What we recommended:

“Much of the attention to date toward women and girls has focused on them as recipients of services and/or targets of interventions.  Adolescent girls and young women should be empowered  as peer advocates within their communities.”

 

Their commitment:

 

  • Girls and young women  are supported in their social and emotional development through the provision of community based youth services;

 

 

What we recommended:

“Sexual education, as experienced by some of our members, was often piecemeal and couched in gender normative interpretations of sexuality.  Many of our members have reported homophobic perspectives and other general inadequacies in the sexual education they received. This is particularly worrying in context of young sexually active women, MSM and transgender people (particularly transgender women) being key affected populations disproportionately impacted by HIV (WHO,2016).”

 

Their commitment:

 

  • Hold a referendum on Article 41.2.1 of Bunreacht na hÉireann regarding a “woman’s life within the home”;
  • Develop an initiative  to explore how to consult children and young people on addressing gender stereotyped norms;
  • Establish a programme of activity, including research, awareness-raising and cultural activities, to promote positive gender norms and to challenge negative gender norms;
  • Consider in the forthcoming National LGBT Inclusion Strategy how best to improve health outcomes for LGBTI persons;
  • Issue Ireland’s first national Lesbian Gay Bisexual Transgender (LGBT+) Strategy for Young People.

 

 

What we recommended:

“Issues around  consent and respect are often  inadequately addressed.  Whilst we applaud movements regarding consent at third-level we consider this far too late. With respect to both of these issues, more work must be undertaken to foster greater respect and develop healthier attitudes towards consent.
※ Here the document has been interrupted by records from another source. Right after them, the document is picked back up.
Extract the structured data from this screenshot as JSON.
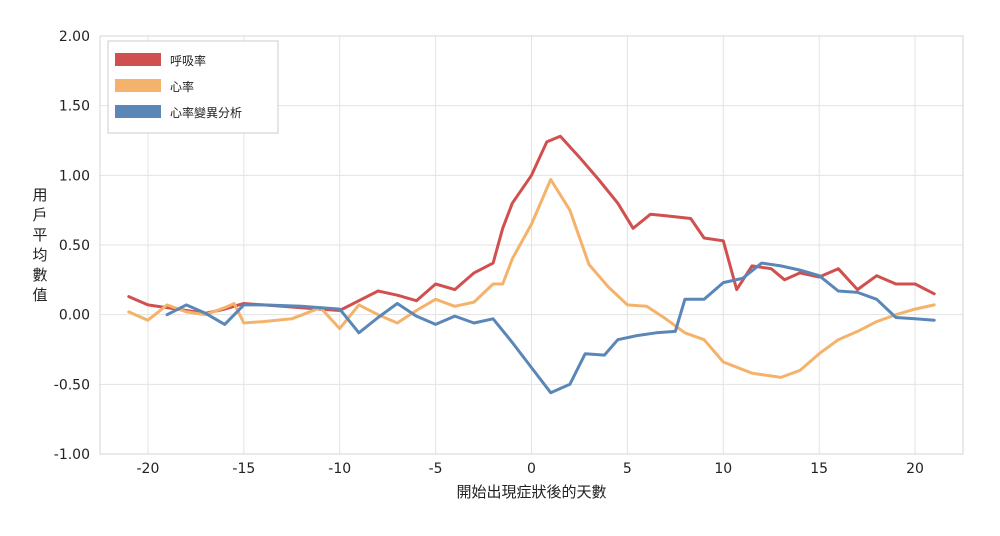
{
  "chart_data": {
    "type": "line",
    "title": "",
    "xlabel": "開始出現症狀後的天數",
    "ylabel": "用戶平均數值",
    "xlim": [
      -22.5,
      22.5
    ],
    "ylim": [
      -1.0,
      2.0
    ],
    "x_ticks": [
      -20,
      -15,
      -10,
      -5,
      0,
      5,
      10,
      15,
      20
    ],
    "x_tick_labels": [
      "-20",
      "-15",
      "-10",
      "-5",
      "0",
      "5",
      "10",
      "15",
      "20"
    ],
    "y_ticks": [
      -1.0,
      -0.5,
      0.0,
      0.5,
      1.0,
      1.5,
      2.0
    ],
    "y_tick_labels": [
      "-1.00",
      "-0.50",
      "0.00",
      "0.50",
      "1.00",
      "1.50",
      "2.00"
    ],
    "grid": true,
    "legend_position": "top-left",
    "series": [
      {
        "name": "呼吸率",
        "color": "#d0504f",
        "points": [
          [
            -21,
            0.13
          ],
          [
            -20,
            0.07
          ],
          [
            -19,
            0.05
          ],
          [
            -18,
            0.03
          ],
          [
            -17,
            0.01
          ],
          [
            -16,
            0.04
          ],
          [
            -15,
            0.08
          ],
          [
            -14,
            0.07
          ],
          [
            -13,
            0.06
          ],
          [
            -12,
            0.05
          ],
          [
            -11,
            0.04
          ],
          [
            -10,
            0.03
          ],
          [
            -9,
            0.1
          ],
          [
            -8,
            0.17
          ],
          [
            -7,
            0.14
          ],
          [
            -6,
            0.1
          ],
          [
            -5,
            0.22
          ],
          [
            -4,
            0.18
          ],
          [
            -3,
            0.3
          ],
          [
            -2,
            0.37
          ],
          [
            -1.5,
            0.62
          ],
          [
            -1,
            0.8
          ],
          [
            0,
            1.0
          ],
          [
            0.8,
            1.24
          ],
          [
            1.5,
            1.28
          ],
          [
            2.5,
            1.13
          ],
          [
            3.5,
            0.97
          ],
          [
            4.5,
            0.8
          ],
          [
            5.3,
            0.62
          ],
          [
            6.2,
            0.72
          ],
          [
            7,
            0.71
          ],
          [
            8.3,
            0.69
          ],
          [
            9,
            0.55
          ],
          [
            10,
            0.53
          ],
          [
            10.7,
            0.18
          ],
          [
            11.5,
            0.35
          ],
          [
            12.5,
            0.33
          ],
          [
            13.2,
            0.25
          ],
          [
            14,
            0.3
          ],
          [
            15,
            0.27
          ],
          [
            16,
            0.33
          ],
          [
            17,
            0.18
          ],
          [
            18,
            0.28
          ],
          [
            19,
            0.22
          ],
          [
            20,
            0.22
          ],
          [
            21,
            0.15
          ]
        ]
      },
      {
        "name": "心率",
        "color": "#f5b26b",
        "points": [
          [
            -21,
            0.02
          ],
          [
            -20,
            -0.04
          ],
          [
            -19,
            0.07
          ],
          [
            -18,
            0.02
          ],
          [
            -17,
            0.0
          ],
          [
            -16,
            0.05
          ],
          [
            -15.5,
            0.08
          ],
          [
            -15,
            -0.06
          ],
          [
            -14,
            -0.05
          ],
          [
            -12.5,
            -0.03
          ],
          [
            -11,
            0.05
          ],
          [
            -10,
            -0.1
          ],
          [
            -9,
            0.07
          ],
          [
            -8,
            0.0
          ],
          [
            -7,
            -0.06
          ],
          [
            -6,
            0.03
          ],
          [
            -5,
            0.11
          ],
          [
            -4,
            0.06
          ],
          [
            -3,
            0.09
          ],
          [
            -2,
            0.22
          ],
          [
            -1.5,
            0.22
          ],
          [
            -1,
            0.4
          ],
          [
            0,
            0.65
          ],
          [
            1,
            0.97
          ],
          [
            2,
            0.75
          ],
          [
            3,
            0.36
          ],
          [
            4,
            0.2
          ],
          [
            5,
            0.07
          ],
          [
            6,
            0.06
          ],
          [
            7,
            -0.03
          ],
          [
            8,
            -0.13
          ],
          [
            9,
            -0.18
          ],
          [
            10,
            -0.34
          ],
          [
            11.5,
            -0.42
          ],
          [
            13,
            -0.45
          ],
          [
            14,
            -0.4
          ],
          [
            15,
            -0.28
          ],
          [
            16,
            -0.18
          ],
          [
            17,
            -0.12
          ],
          [
            18,
            -0.05
          ],
          [
            19,
            0.0
          ],
          [
            20,
            0.04
          ],
          [
            21,
            0.07
          ]
        ]
      },
      {
        "name": "心率變異分析",
        "color": "#5a87b7",
        "points": [
          [
            -19,
            0.0
          ],
          [
            -18,
            0.07
          ],
          [
            -17,
            0.01
          ],
          [
            -16,
            -0.07
          ],
          [
            -15,
            0.07
          ],
          [
            -14,
            0.07
          ],
          [
            -12,
            0.06
          ],
          [
            -10,
            0.04
          ],
          [
            -9,
            -0.13
          ],
          [
            -8,
            -0.02
          ],
          [
            -7,
            0.08
          ],
          [
            -6,
            -0.01
          ],
          [
            -5,
            -0.07
          ],
          [
            -4,
            -0.01
          ],
          [
            -3,
            -0.06
          ],
          [
            -2,
            -0.03
          ],
          [
            -1,
            -0.2
          ],
          [
            0,
            -0.38
          ],
          [
            1,
            -0.56
          ],
          [
            2,
            -0.5
          ],
          [
            2.8,
            -0.28
          ],
          [
            3.8,
            -0.29
          ],
          [
            4.5,
            -0.18
          ],
          [
            5.5,
            -0.15
          ],
          [
            6.5,
            -0.13
          ],
          [
            7.5,
            -0.12
          ],
          [
            8,
            0.11
          ],
          [
            9,
            0.11
          ],
          [
            10,
            0.23
          ],
          [
            11,
            0.26
          ],
          [
            12,
            0.37
          ],
          [
            13,
            0.35
          ],
          [
            14,
            0.32
          ],
          [
            15,
            0.28
          ],
          [
            16,
            0.17
          ],
          [
            17,
            0.16
          ],
          [
            18,
            0.11
          ],
          [
            19,
            -0.02
          ],
          [
            20,
            -0.03
          ],
          [
            21,
            -0.04
          ]
        ]
      }
    ]
  }
}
Such efforts should include the recruitment of male peer advocates- which we recognise as a key resource in combatting GBV. The increased risk of women who use drugs to be subject to GBV must be addressed.”

 

Their commitment:

 

  • Enhanced legislative protections and supports put in place for victims of gender-based violence;
  • Requests from non-governmental organizations in relation to targets, outcomes and indicators in the Second National Strategy on Domestic, Sexual and Gender-based Violence 2016-2021 to be examined.

 

 

We recommended:

“Ireland must ratify the Istanbul Convention of which it is a signatory.”

 

Their commitment:

  • Implement the actions contained in the Second National Strategy on Domestic, Sexual and Gender-based Violence 2016-2020 required to enable Ireland to ratify the Istanbul convention.

 

We recommended:

“..we believe that we must follow the  UN Bangkok Rules on Women Offenders and Prisoners and IRPT (2013) guidelines for low level offences in context of general human rights and  gender-specific issues such as pregnancy and caregiving which are negatively impacted through imprisonment.  Imprisonment for low-level drug offences is not good practice, and it is not proportionate sentencing.”

 

Their  commitment:

 

  • “..conducting further research into the particular needs and circumstances of female offenders and the reasons behind the growth in the use of imprisonment for women, placing greater focus on step down facilities for female offenders, the use of gender appropriate community sanctions, promoting greater contact between offenders and their children) and also the greater use of supported and temporary release, access to rehabilitation and reintegration programmes and development of alternative sanctions to imprisonment.”
  • A step down facility from prison for female offenders to be opened.